Identity theft can take on many different forms. Some are more noticeable than others. Occasionally, we may run into someone who needed to shut down their website or create a whole new email address due to the fact that an identity theft hacker manage to compromise their website or email address. You may, yourself receive a bounced message that indicates spam was sent using our email address in the “From:” email field.
The main reason why spamming is conducted with the use of someone else’s email address has to do with avoiding problems. A spammer, who is using a stolen email identity, may sometimes wish to simply avoid complaints. This is especially true if the complaints will be directed to the spammer’s Internet Service Provider (ISP). This could result in the spammer’s Internet service being discontinued. It’s an unfortunate fact that forging email addresses is easy and takes place all the time.
An email address can be forged using viruses and worms. A PC that has been infected will have its email address book compromised. The addresses in the book will then be used as the “From:” addresses in the spam messages. For the spammer, this provides two advantages. The first is that it can obscure the real source of the infected mail. The second advantage has to do with the fact that the email can appear to come from a trusted source. This will increase the chances that the recipient will open the infected attachment, thereby multiplying the virus infections.
The biggest problem here is that people will usually need to remain visible in the online world. A company, for example, will not usually want to hide itself and only reveal its email address to a trusted few individuals. Vendors and clients need to be contacted. But a company can place certain precautions into effect and know what to do, should their email identity be used for unauthorized purposes.
One of the things that can be devastating to someone who needs to keep their website running is a shutdown by their web hosting company.

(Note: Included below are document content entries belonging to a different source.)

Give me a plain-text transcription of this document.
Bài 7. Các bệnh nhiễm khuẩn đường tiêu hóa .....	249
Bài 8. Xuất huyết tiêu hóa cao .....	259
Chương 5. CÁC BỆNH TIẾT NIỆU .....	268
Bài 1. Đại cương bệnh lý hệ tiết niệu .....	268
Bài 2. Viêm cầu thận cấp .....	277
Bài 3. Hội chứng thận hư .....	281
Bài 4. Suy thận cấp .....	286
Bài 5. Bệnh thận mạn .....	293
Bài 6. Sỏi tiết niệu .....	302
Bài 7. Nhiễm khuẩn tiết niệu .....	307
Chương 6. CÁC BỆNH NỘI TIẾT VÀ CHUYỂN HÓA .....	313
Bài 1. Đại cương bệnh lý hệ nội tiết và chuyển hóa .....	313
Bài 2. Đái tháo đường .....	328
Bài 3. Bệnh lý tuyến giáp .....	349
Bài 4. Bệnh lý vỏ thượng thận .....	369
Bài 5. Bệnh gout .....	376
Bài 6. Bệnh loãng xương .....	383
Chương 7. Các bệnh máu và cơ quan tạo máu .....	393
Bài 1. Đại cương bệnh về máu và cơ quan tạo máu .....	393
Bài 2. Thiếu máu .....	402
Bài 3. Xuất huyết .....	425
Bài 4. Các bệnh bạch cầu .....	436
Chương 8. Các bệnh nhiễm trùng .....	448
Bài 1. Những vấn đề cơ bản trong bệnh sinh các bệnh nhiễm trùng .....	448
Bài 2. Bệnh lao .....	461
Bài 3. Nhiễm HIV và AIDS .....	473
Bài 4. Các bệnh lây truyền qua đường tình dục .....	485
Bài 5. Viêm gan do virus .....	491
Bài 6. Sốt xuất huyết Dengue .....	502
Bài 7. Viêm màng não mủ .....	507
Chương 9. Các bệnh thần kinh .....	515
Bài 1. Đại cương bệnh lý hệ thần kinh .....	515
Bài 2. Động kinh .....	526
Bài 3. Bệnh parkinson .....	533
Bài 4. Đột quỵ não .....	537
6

Web hosting companies are notorious for immediate shut downs that can take a while to appeal. You can avoid this pitfall by having a DNS and domain registrar service that is not connected to your web hosting service. You can always change your web hosting service quickly, if you get locked out. This isn’t true for your DNS. When you use companies that are unrelated (maybe even crossing different jurisdictions), you’re making it impossible for a single company to cut you off from the Internet. Ironically, you’ll be using the same techniques that spammers use – only you’ll be legally protecting yourself.
Another suggested precaution against being shut down due to identity theft measures is having an updated backup of your server files – located on a completely different server. This way, if your web hosting company fails you for any reason, a quick switch can be made. This is considered a good precaution for anyone who can afford this type of a setup. Your DNS records should also have limited TTL (“time to live”) settings. Here, the amount of DNS info is cached but a visitor will be directed to a different site than the spammer’s if the account is disabled for any reason.
Also, never use a hosting service that will give you a shared IP address. If the shared company is blocked by the hosting service, then you may be blocked, as well. You will also need a non-shared IP address if you want to run a secured protocol (“https” as opposed to just “http”).
You can even create Sender Policy Framework records for your DNS records (provided you have sufficient admin rights). This means that you are able to specify the host computers that have permission to send email on your organization’s behalf. This can go a long way when it comes to eliminating forged emails.
Should this happen to you, you may want to follow the email address trail. But first, notify your ISP and/or your web host provider. This can stop a shutdown of your website due to any subsequent complaints from those receiving spam messages in your name. Be very clean when you contact them, though. You don’t want their help desk to become confused and shut down your website, thinking that your report is just one of the abuse complaints.
Post a notice on your website homepage. This will notify your patrons that you are not responsible. For an individual user, send out notifications to everyone in your address book. This way they’ll know not to open up any infected attachments that they’re bound to receive.
Put a note on the front page of your site so that any annoyed spam recipient going to your website will understand what has happened and that you weren’t responsible. You also need to collect evidence (copies of fraudulent emails) in order to legally pursue the spammer or to just prove that you were not responsible.
An example of this type of an attack can be seen in a scamming website that claimed to be “MortgagePlus Financial”. Here, the website was after personal data to use for further identity theft purposes. On the surface, it appeared to be a U.S.-based site – but the actual domain was in the U.K. and hosting services were located in Hong Kong and the owner was located in Hungary!